Estavam com ele seis homens, incluindo os dois que o tinham acompanhado no carro. Os outros quatro eram pessoas que ele reconheceu imediatamente. Três deles eram os estrangeiros que estavam presentes quando experimentou a poção do escaravelho Scarabaeidae. Henry, o mais velho dos três, não tinha agora o dachshund ao seu lado. O quarto era o asiático de meia-idade, de aspeto mais do que duvidoso e amante de Ruriko, que usava uma boina impossível de esquecer. Estava tal qual como no tempo em que o conhecera, ao ponto de fazer-se acompanhar de um grande caderno de esboços.

O homem da boina ridícula ofereceu um cigarro a Hanio, acendeu-lho e sentou-se na cadeira ao seu lado. Quanto aos outros cinco, uns estavam sentados, outros de pé, mas todos olhavam fixamente para Hanio. Os que tinham vindo com ele no carro ficaram de pistolas apontadas na sua direção, prontas a disparar a qualquer momento.

— Bem, vamos dar início ao interrogatório — disse o asiático, numa voz arrastada e melosa que ecoou por toda a sala. — Em primeiro lugar, gostava que confirmasse, aqui e agora, que pertence à polícia.

Hanio ficou estupefacto, era a última coisa que esperava ouvir.

— Da polícia, eu? Não posso confessar uma coisa que não sou.
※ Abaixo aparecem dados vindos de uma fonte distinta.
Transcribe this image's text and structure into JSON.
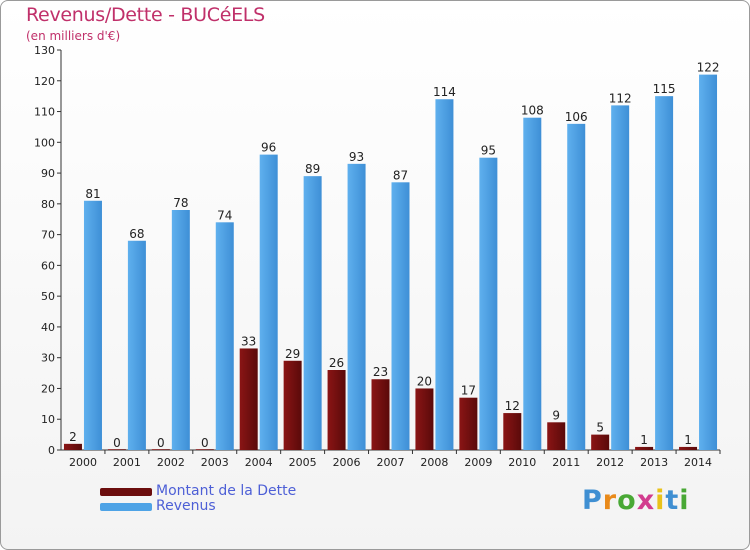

— Olhe, pode usar os subterfúgios todos que quiser, mas, de uma maneira ou de outra, a verdade virá ao de cima. Faço-me entender? Bom, acho que tem o direito de saber por que motivo não nos livrámos de si até agora e o deixámos à sua sorte. Eu sou pela conversa e pela aplicação de métodos persuasivos e limpos. Deixo para os outros a tarefa de matar. Quando o seu anúncio saiu no jornal, achei-o um pouco suspeito e por isso pedi a um velho que trabalha para nós que fosse visitá-lo. Vou chamá-lo, porque também ele está desejoso de o reencontrar. Bateu as palmas com tanta força que quase parecia ter caído um trovão.

Um velho entrou na sala por uma porta lateral. Cumprimentou Hanio com um aceno de cabeça à distância, fazendo o seu típico som sibilante com a dentadura postiça.

— Desculpe-me — disse ele, dirigindo-se a Hanio.

— Basta! — disse o asiático, irritado com o educado tom de voz do velho. — Trouxe comigo o caderno de esboços, porque é minha intenção desenhá-lo, Sr. Hanio, antes de morrer. Quero desenhá-lo em várias posições e espero ser capaz de passar para o papel as suas posições mais interessantes quando estiver a contorcer-se com dores lancinantes antes de morrer. Tenho a certeza de que sabe o que eu pretendo captar. O anúncio que publicou chamou-nos a atenção, porque nos chegou ao conhecimento que a nossa organização estava a ser objeto de uma investigação policial confidencial. Como as informações não abundavam, achámos que podíamos utilizar alguém que, tendo posto um anúncio daqueles no jornal, estava disposto a abdicar da vida, o que seria perfeito para funcionar como agente infiltrado. Pensámos que a ideia resultaria em pleno e que conseguiríamos deslindar tudo o que se estava a passar.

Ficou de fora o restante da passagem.